Por fim, no começo da tarde da segunda-feira, Bolsonaro afirmou que revogaria todo o artigo 18 da medida provisória e Paulo Guedes atribuiu o trecho a um “erro de redação” – um erro que poderia ter tido consequências sérias para muitos brasileiros. Agora, no lugar do corte total de jornada e salário, o Planalto deve propor uma redução de até 50% em ambos, também mediante acordo direto entre empresa e funcionário, sem exigir o aval dos sindicatos, com uma complementação de renda, usando recursos públicos, no caso de trabalhadores que recebem até dois salários mínimos. Esta parece ser uma opção mais realista, que preserva ao menos parte do poder de renda do empregado como alternativa à demissão.

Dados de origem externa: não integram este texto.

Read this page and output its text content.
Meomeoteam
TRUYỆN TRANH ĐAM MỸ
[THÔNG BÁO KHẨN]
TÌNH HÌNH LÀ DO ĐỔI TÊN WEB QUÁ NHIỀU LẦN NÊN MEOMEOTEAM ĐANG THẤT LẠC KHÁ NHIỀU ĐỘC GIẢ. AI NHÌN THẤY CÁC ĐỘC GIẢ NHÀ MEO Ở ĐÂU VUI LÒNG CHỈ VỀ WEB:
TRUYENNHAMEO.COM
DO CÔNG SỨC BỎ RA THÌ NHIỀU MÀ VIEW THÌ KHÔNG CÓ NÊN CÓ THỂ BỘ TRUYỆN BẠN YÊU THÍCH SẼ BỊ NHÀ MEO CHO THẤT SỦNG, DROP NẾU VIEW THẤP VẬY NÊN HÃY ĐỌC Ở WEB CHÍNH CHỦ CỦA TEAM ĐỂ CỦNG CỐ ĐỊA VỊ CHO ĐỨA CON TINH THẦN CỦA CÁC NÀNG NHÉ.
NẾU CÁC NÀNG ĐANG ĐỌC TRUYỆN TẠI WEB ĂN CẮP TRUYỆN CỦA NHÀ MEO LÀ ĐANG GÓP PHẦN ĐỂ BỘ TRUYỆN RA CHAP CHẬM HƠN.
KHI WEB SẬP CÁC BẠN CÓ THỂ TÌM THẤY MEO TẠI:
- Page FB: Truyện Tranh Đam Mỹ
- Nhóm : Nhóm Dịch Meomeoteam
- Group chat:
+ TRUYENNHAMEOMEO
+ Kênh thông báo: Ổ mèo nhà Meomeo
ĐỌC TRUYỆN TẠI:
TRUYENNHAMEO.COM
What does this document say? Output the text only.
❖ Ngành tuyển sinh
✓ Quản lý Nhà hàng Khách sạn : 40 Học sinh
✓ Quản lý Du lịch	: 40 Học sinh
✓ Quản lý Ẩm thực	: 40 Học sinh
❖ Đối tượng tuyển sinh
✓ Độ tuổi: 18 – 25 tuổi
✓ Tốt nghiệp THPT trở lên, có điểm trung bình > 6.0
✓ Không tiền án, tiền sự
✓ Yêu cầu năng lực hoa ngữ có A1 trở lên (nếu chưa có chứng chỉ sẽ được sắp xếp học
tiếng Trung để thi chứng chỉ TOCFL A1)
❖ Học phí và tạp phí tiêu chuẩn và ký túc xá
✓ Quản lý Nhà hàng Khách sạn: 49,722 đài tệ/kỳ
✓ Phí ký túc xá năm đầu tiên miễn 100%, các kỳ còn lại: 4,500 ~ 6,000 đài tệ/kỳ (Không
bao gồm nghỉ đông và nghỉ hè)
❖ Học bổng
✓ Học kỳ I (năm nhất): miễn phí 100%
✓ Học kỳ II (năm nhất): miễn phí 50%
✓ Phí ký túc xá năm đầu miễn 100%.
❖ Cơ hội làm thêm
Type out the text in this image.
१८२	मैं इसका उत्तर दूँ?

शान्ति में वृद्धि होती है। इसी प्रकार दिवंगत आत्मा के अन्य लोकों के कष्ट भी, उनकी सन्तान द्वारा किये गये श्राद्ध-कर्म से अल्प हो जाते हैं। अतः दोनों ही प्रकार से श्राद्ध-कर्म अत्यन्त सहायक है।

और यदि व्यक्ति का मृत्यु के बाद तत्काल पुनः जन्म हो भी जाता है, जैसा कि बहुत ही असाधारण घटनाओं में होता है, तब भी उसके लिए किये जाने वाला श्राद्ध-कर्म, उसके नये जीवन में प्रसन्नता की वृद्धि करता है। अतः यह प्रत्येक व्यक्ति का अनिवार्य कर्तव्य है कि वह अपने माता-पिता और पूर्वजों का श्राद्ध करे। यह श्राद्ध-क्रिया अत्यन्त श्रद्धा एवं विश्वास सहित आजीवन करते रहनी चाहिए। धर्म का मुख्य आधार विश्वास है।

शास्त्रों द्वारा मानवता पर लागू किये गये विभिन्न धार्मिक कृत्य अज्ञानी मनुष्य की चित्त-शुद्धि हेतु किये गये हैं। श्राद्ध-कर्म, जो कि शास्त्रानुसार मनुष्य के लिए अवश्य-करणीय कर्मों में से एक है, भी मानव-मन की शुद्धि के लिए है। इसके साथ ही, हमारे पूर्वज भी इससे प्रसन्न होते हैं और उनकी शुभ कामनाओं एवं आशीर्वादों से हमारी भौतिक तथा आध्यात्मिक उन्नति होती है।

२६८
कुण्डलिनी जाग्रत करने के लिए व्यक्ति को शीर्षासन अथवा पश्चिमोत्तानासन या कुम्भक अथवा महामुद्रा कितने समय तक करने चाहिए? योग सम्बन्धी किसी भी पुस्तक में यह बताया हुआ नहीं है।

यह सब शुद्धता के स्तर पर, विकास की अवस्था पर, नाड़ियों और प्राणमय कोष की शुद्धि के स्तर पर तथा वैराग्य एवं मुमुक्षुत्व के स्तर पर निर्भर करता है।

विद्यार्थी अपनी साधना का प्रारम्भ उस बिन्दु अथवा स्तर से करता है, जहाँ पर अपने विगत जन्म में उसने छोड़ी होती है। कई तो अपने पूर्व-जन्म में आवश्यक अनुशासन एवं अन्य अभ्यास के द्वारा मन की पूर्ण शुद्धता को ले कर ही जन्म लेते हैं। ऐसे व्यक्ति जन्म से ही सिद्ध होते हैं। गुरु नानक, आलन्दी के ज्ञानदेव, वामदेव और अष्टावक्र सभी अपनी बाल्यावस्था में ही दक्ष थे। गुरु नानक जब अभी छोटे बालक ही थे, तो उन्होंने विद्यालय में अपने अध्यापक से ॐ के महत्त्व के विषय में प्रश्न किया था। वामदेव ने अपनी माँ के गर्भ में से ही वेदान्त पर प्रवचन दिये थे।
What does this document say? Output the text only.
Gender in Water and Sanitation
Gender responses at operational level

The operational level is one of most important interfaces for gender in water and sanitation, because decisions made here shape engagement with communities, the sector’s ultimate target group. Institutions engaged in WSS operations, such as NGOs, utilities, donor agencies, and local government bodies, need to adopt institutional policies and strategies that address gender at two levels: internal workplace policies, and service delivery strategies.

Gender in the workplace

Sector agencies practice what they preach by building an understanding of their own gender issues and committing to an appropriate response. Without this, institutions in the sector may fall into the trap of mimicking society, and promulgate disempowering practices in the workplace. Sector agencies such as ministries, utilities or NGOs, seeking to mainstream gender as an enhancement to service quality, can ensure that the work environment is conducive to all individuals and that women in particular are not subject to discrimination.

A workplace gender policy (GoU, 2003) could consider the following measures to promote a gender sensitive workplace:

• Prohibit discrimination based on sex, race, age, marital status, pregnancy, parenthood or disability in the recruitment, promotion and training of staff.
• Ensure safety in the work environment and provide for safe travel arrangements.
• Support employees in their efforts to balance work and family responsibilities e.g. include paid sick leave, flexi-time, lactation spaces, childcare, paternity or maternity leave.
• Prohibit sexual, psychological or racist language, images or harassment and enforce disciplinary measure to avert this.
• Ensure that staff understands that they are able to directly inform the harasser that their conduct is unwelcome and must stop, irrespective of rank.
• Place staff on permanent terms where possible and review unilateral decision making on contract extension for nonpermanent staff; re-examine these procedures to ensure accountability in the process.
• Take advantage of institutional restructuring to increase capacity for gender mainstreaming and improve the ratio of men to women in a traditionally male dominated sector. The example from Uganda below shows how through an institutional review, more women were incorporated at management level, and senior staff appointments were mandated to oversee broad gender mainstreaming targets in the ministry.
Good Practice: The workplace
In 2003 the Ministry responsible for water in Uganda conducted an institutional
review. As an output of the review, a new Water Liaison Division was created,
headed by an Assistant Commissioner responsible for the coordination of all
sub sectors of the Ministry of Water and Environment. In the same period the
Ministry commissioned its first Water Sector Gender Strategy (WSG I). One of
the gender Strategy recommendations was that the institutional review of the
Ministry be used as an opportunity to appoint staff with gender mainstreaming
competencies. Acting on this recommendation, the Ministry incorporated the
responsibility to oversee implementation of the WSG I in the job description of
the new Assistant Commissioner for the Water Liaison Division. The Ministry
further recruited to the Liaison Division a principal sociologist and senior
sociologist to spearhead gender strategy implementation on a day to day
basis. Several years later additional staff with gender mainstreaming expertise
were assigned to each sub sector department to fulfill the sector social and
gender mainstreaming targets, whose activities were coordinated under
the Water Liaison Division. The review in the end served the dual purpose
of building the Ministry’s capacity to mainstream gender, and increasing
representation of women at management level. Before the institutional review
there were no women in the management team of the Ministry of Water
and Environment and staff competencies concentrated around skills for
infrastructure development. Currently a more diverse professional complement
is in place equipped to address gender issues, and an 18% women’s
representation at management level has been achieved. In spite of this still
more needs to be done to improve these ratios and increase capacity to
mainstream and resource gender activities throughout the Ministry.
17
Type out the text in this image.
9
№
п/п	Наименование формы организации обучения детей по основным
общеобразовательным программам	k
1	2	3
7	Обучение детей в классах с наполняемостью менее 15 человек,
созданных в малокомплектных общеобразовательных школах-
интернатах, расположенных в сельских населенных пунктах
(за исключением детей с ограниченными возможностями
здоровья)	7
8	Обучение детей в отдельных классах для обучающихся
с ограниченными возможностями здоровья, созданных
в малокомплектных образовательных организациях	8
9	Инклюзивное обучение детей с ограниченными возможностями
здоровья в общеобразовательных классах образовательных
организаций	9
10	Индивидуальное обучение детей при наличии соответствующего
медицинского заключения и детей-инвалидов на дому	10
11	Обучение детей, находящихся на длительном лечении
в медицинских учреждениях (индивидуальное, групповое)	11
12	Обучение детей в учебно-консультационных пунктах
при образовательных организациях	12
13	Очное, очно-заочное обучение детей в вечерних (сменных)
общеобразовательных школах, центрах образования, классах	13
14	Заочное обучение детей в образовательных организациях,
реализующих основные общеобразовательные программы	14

Os brasileiros mais pobres, os trabalhadores autônomos, os subempregados e os assalariados que estão nos ramos mais afetados pela redução drástica da atividade econômica anseiam por uma garantia de que terão o mínimo necessário para sustentar a si mesmos e suas famílias – sem isso, eles serão até mesmo impelidos a, pelo mero instinto de sobrevivência, ignorar as precauções sanitárias de combate ao coronavírus para conseguir alguma renda. Se a carestia for uma certeza e a contaminação, uma probabilidade, essas pessoas optarão pelo risco. Ao mesmo tempo, não pode haver preservação do emprego sem a preservação das empresas, e o governo está buscando meios de facilitar crédito e reduzir as despesas, inclusive com pessoal, neste momento em que as receitas devem cair a praticamente zero em muitos casos.